A California man accused last week of insider trading on Disney's $4 billion purchase of Marvel is hitting back at the Securities and Exchange Commission.

In a letter sent to a number of media outlets Tuesday night, Toby G. Scammell writes that the SEC ignored or misrepresented his trading history to bolster its charges that the financial analyst exploited his girlfriend's job at Disney to make a financial windfall from the deal.

"The SEC's complaint against me is so riddled with omissions, distortions and inaccuracies that it's hard to know where to begin," Scammell writes. "To grab headlines, the SEC has concocted an imaginative story that's not supported by the facts."

The defendant has launched a website, SECFail.com, on which he said he will post documents and other evidence that support his assertion that the regulatory agency's case is trumped up.

The SEC alleges that Scammell used confidential information he teased out of his girlfriend to make a 3,000 percent profit and a $192,000 payday in the days leading up to Marvel's sale.

Scammell purchased shares of Marvel just before the stock price shot up 25 percent on the public announcement that the company would be sold to Disney, according to the SEC's complaint.

But Scammell claims that his own independent research led him to believe that Marvel was on the auction block. Though he also worked on a deal for Disney, Scammell writes he was not privy to any inside information on the impending merger.

Nor did he get any from his girlfriend, he claims.

"The SEC is making an illogical leap and assuming that I knew what my girlfriend knew," Scammell wrote. "Call it the SEC's transitive theory of insider information: If Person A knows Person B and Person B knows Fact C then Person A knows Fact C. Based on that standard, well-networked investors everywhere should be sued and embarrassed in the press, not for receiving information but merely for their relationships."

As for his enormously profitable bets on Marvel, Scammell said they were in keeping with an "aggressive" investment history -- a track record that he asserts helps negate perhaps the most damning piece of evidence against him: He chose a $50 and $45 strike price for Marvel, uncannily close to the stock's acquisition price.

"I have years of history trading penny stocks and speculating on FDA approvals, acquisitions, earnings calls, and political events. In 2004, I spent four months researching and writing a book on scenario-based trading," Scammell wrote.

Scammell goes on to refute the SEC's claims that his history of searching terms such as "insider trading" is evidence of any wrongdoing.

"The SEC forgot to mention that my web history shows all of these searches and pages directly stemmed from a Wall Street Journal article I was reading about Mark Cuban's SEC case," Scammell wrote.

"These searches had nothing to do with Marvel."

In his lengthy rebuttal to the charges outlined against him in the SEC's complaint, Scammell occasionally paused to take pot shots at the regulatory agency.

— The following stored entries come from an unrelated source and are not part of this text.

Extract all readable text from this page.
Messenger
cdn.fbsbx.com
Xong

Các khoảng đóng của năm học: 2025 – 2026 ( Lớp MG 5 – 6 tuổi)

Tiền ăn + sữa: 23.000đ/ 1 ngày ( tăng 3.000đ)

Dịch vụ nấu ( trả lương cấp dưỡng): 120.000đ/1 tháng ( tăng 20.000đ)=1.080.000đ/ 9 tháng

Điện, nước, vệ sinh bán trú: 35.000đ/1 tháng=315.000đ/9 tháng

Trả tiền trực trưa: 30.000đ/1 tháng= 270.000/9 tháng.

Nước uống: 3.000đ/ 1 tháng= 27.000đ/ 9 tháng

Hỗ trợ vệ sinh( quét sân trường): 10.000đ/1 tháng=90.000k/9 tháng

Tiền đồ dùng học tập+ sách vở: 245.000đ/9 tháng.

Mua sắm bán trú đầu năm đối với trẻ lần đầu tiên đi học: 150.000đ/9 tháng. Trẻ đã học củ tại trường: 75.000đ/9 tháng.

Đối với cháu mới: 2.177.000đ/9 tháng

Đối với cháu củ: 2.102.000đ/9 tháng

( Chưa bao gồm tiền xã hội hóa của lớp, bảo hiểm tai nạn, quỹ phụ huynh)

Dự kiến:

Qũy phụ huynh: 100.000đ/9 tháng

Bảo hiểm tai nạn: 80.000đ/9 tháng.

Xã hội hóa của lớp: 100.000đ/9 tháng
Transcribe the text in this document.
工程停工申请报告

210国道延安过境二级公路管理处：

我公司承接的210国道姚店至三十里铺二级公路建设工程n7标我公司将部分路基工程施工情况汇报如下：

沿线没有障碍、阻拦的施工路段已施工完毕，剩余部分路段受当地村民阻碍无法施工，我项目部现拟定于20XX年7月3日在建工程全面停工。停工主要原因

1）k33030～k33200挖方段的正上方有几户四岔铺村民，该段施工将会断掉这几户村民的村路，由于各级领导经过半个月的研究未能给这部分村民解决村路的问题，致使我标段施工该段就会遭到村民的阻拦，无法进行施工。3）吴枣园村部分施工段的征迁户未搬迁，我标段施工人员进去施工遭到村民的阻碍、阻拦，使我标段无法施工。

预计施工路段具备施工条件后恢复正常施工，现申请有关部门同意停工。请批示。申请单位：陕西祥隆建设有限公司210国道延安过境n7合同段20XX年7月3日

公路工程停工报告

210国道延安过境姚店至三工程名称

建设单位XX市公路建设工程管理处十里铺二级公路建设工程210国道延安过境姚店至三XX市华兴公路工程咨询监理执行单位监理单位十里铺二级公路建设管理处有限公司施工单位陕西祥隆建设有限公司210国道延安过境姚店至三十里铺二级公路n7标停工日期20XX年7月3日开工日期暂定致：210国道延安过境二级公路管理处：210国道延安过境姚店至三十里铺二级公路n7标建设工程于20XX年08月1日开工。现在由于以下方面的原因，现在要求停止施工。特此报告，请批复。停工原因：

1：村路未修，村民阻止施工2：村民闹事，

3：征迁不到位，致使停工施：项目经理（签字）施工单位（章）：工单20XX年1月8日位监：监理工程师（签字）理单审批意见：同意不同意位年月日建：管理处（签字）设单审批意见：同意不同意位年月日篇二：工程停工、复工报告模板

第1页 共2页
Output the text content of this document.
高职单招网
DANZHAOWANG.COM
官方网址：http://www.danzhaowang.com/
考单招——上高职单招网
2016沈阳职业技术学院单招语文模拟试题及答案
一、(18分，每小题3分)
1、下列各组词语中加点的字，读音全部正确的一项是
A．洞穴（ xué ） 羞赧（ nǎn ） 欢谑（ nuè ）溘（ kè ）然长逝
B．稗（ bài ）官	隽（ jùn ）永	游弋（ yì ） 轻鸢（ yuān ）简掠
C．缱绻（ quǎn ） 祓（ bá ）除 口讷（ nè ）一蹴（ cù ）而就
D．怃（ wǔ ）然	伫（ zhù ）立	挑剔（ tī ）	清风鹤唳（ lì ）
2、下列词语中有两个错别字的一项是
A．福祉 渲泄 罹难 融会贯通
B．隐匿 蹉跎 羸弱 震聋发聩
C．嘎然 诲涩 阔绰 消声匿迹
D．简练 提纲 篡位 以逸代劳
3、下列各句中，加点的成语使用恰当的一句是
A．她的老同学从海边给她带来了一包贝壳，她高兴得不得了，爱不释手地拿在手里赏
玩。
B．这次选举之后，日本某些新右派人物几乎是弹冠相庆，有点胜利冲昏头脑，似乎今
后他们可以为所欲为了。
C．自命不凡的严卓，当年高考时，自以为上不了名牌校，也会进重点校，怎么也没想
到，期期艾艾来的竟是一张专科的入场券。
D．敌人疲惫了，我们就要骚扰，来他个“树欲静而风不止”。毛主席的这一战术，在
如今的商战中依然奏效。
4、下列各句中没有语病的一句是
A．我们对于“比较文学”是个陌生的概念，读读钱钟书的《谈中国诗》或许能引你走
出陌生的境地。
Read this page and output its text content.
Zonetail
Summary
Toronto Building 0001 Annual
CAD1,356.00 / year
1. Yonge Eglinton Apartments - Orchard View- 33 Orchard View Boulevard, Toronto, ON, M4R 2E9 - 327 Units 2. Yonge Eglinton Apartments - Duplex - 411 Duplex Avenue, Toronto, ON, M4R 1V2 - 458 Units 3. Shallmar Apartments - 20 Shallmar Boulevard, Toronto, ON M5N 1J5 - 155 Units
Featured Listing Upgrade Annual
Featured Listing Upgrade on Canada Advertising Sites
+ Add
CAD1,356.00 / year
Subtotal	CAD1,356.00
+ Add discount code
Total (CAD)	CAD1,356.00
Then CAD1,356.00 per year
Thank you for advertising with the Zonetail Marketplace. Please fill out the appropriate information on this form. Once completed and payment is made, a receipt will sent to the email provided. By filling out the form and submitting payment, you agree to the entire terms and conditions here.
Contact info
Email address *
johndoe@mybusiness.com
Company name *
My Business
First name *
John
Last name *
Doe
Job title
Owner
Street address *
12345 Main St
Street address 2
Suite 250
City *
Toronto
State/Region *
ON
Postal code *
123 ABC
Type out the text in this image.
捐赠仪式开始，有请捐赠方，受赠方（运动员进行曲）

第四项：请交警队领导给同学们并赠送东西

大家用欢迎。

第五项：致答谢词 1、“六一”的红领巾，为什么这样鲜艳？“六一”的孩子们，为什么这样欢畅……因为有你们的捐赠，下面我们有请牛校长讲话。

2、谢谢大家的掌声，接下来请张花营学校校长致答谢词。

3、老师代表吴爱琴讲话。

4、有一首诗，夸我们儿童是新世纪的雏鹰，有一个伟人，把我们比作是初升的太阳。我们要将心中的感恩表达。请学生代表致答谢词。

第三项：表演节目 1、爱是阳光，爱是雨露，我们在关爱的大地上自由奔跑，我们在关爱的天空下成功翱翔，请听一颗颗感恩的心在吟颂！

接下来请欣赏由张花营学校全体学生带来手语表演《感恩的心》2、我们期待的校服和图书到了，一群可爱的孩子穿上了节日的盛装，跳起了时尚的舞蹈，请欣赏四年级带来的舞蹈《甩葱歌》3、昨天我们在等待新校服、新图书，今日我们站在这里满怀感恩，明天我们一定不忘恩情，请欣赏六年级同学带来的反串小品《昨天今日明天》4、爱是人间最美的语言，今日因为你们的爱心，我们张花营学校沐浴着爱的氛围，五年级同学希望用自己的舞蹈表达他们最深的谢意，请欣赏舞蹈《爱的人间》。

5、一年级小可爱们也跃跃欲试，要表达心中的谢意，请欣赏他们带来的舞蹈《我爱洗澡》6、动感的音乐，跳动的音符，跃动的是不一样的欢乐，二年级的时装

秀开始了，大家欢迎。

"If the SEC understood how to read a bank statement or how call options worked, then I wouldn't be writing this," Scammell wrote. "But this is the SEC -- an incompetent government agency filled with bumbling lawyers who don't understand the first thing about the markets they're charged with regulating. They're the financial regulatory equivalent of the DMV, except their lawyers lack domain expertise."